About the author
In addition to "Softly Walks the Beast," Thomas Hunter has written two screenplays that were made into major motion pictures: "The Human Factor," starring George Kennedy, about terrorism against Americans abroad; and "The Final Countdown," starring Kirk Douglas and Martin Sheen, about a giant aircraft carrier that travels back in time. Hunter also had a career as a film actor, starring in a dozen movies while based in Rome, Italy, where he got his start with Dino de Laurentiis in a series of spaghetti westerns. Hunter has recently completed "Memoirs of a Spaghetti Cowboy: Tales of Oddball Luck and Derring-Do."
When "Softly Walks the Beast" was first published, the Los Angeles Times wrote: "As spine-tinglers go, 'Beast' is a beauty. Fear keeps pages turning... Hunter seesaws adroitly between eerie moods and the equally unsettling normalcy of a handful of epigoni carrying on daily life. His chapters play like movie scenes, his suspense paced like Hitchcock, his exquisite metaphoric imagery - a baby is born, a tiger swallowtail hatches a rapacious skimmer - evoking Bergman."
Publishers Weekly had this to say: "Post-holocaust novels have practically become a new genre, and this is an unusually good, well observed example."
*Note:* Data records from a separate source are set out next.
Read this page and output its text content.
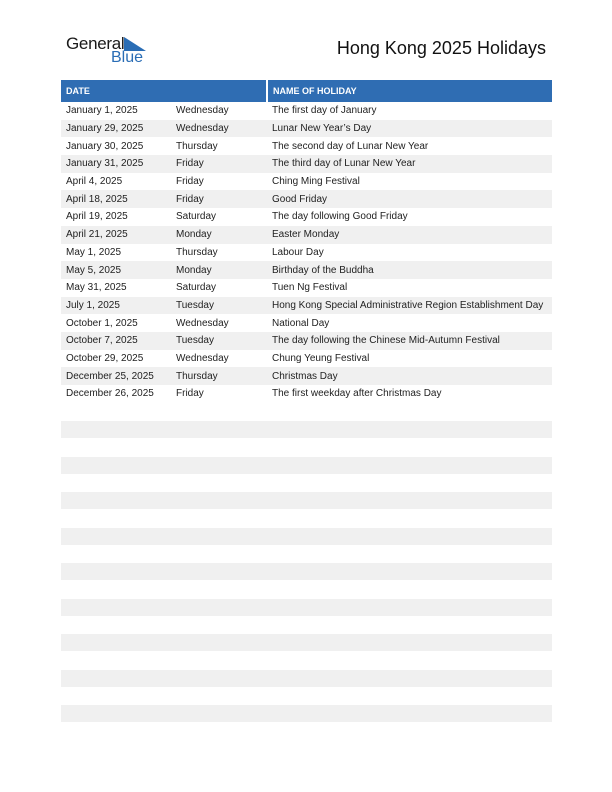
General
Blue	Hong Kong 2025 Holidays
DATE		NAME OF HOLIDAY
January 1, 2025	Wednesday	The first day of January
January 29, 2025	Wednesday	Lunar New Year’s Day
January 30, 2025	Thursday	The second day of Lunar New Year
January 31, 2025	Friday	The third day of Lunar New Year
April 4, 2025	Friday	Ching Ming Festival
April 18, 2025	Friday	Good Friday
April 19, 2025	Saturday	The day following Good Friday
April 21, 2025	Monday	Easter Monday
May 1, 2025	Thursday	Labour Day
May 5, 2025	Monday	Birthday of the Buddha
May 31, 2025	Saturday	Tuen Ng Festival
July 1, 2025	Tuesday	Hong Kong Special Administrative Region Establishment Day
October 1, 2025	Wednesday	National Day
October 7, 2025	Tuesday	The day following the Chinese Mid-Autumn Festival
October 29, 2025	Wednesday	Chung Yeung Festival
December 25, 2025	Thursday	Christmas Day
December 26, 2025	Friday	The first weekday after Christmas Day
Reviews of Hunter's films are also glowing. Time Magazine's description of his most recent: "'The Final Countdown' is as impressive a statement about the value and values of professional fighting men as one could hope to find these days. This realism also lends credibility to the fantastic tale unfolding aboard the mighty ship. ... 'The Final Countdown' is ... adult, intelligent and entertaining."
Hunter was born in Savannah, Georgia, and has lived and worked in New York City, Hollywood and Rome, Italy. He is a founding member and former artistic director of the New England Repertory Company. Hunter currently lives in Providence, RI, where he is completing a collection of short stories.